Berjalan kaki di lautan pasir menuju Gunung Bromo
Ketika kita kembali menatap ke belakang
Terus berjalan mendekati kaki Bromo
Menanjak di guratan lereng Gunung Bromo
Kemudian menanjak  250 anak tangga menuju puncak Gunung Bromo
Puncak Gunung Bromo
Sebagian wisatawan ada yang memilih menaiki kuda. Kami sepakat memilih jalan kaki. Mengingat 4 teman trip saya adalah traveler asing, saya tak boleh kalah semangat. Terus berjalan di atas lautan pasir berdebu, jalan mengikuti bekas aliran lava mendaki dari kaki Bromo. Perjuangan belum usai, kita perlu tenaga ekstra untuk menggapai ujung dua ratusan anak tangga menuju puncak Bromo. 

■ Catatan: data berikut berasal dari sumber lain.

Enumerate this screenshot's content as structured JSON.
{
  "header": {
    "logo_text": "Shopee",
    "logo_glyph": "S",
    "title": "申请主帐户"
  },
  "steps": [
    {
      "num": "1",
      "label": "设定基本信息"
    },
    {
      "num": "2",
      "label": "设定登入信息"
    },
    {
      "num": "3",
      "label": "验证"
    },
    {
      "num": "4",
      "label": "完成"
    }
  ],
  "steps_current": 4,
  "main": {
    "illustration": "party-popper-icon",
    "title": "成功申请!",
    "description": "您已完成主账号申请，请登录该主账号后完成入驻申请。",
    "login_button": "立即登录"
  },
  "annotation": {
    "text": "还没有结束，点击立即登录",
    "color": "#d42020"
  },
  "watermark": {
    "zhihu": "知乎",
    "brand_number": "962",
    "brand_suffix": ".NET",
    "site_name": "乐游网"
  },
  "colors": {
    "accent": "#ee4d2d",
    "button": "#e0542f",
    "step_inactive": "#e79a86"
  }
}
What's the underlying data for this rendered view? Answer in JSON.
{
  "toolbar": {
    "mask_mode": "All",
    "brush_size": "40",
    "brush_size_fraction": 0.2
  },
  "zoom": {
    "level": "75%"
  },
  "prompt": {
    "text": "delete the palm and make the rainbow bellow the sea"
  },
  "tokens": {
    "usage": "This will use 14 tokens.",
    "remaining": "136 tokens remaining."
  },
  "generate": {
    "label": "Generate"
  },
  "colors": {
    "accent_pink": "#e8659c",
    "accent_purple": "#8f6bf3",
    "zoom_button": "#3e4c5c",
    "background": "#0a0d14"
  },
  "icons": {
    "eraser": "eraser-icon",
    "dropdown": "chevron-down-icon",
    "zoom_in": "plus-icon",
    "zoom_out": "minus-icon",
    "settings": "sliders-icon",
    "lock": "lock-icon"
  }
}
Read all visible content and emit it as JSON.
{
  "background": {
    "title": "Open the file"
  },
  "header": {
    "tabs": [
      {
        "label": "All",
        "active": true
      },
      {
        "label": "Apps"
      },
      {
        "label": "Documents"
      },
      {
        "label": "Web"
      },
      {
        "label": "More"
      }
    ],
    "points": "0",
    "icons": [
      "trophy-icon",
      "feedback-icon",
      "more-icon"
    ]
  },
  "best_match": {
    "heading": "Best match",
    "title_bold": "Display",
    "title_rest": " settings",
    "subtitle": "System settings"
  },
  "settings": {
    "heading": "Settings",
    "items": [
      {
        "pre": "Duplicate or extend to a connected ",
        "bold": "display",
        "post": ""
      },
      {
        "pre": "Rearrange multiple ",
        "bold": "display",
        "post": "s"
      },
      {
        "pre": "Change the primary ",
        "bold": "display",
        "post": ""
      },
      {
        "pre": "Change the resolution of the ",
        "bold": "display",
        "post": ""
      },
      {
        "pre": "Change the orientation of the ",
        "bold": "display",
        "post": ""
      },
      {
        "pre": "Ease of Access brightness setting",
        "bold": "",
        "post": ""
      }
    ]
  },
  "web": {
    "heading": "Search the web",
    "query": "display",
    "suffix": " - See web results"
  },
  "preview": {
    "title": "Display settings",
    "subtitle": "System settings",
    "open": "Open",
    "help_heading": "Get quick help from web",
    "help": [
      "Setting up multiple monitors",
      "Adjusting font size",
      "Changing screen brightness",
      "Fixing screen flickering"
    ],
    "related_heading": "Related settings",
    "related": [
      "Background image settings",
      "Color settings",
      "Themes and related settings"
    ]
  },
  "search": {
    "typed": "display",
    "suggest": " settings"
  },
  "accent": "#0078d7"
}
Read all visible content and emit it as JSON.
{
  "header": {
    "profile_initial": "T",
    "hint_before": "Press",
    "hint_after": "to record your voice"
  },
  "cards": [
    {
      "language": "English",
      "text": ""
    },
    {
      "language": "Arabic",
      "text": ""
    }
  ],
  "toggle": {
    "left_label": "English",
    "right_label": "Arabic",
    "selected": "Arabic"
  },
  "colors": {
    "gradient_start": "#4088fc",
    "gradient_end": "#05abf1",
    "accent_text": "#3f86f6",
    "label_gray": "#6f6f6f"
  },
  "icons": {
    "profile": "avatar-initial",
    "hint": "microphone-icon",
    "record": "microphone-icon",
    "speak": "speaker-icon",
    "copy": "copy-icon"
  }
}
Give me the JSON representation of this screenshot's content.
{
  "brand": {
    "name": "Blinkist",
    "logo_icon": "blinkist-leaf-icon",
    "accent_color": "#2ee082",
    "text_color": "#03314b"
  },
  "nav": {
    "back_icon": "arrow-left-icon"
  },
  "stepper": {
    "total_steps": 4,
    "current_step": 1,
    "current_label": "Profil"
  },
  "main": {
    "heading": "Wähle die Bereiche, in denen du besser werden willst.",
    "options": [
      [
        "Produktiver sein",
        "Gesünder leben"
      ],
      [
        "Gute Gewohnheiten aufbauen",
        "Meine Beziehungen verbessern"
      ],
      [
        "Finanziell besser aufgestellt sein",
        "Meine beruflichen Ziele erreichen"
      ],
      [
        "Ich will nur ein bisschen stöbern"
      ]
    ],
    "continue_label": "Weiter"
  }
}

Di puncak Gunung Bromo, dari dalam kawah di bawah terdengar suara gemuruh, bau belerang juga sangat pekat. Sempitnya pelataran bibir Gunung Bromo, jujur membuat saya tak betah berlama-lama di sini. Cukuplah sejenak saja menginjakkan kaki di puncak Bromo kemudian saya dan Joanne memutuskan turun. Yang lain masih sibuk mengambil potret.

Menatap ke kawah Gunung Bromo
Pemberhentian kelima…Melewati yang namanya Pasir Berbisik, kami tak berhenti. Kemudian barulah kami berhenti lagi di Padang Savana. Yang tadinya tandus kini berubah menjadi padang rumput hijau kuning dimana-mana. Panoramanya mirip Bukit Teletubbies. Inilah pemberhentian terakhir kami. Pukul 10.30 jeep kami pun bergerak meninggalkan Bromo, kembali ke Kota Malang.

Padang Savana, Bromo

Perjalanan pulang ke Malang barulah saya tahu bahwa jalur kami lalui dini hari tadi merupakan jalur menanjak curam, tikungan tajam, curam dengan kiri-kanan menganga jurang yang dalam. Ngeri melihatnya. Untunglah tadi pas ke sini kami pada timur dan gelap pula.

Demikianlah cerita saya mewujudkan wishlist trip, jalan-jalan tak terlupakan di Gunung Bromo. Melihat betapa indahnya Gunung Bromo, ciptaan Allah Ta'ala.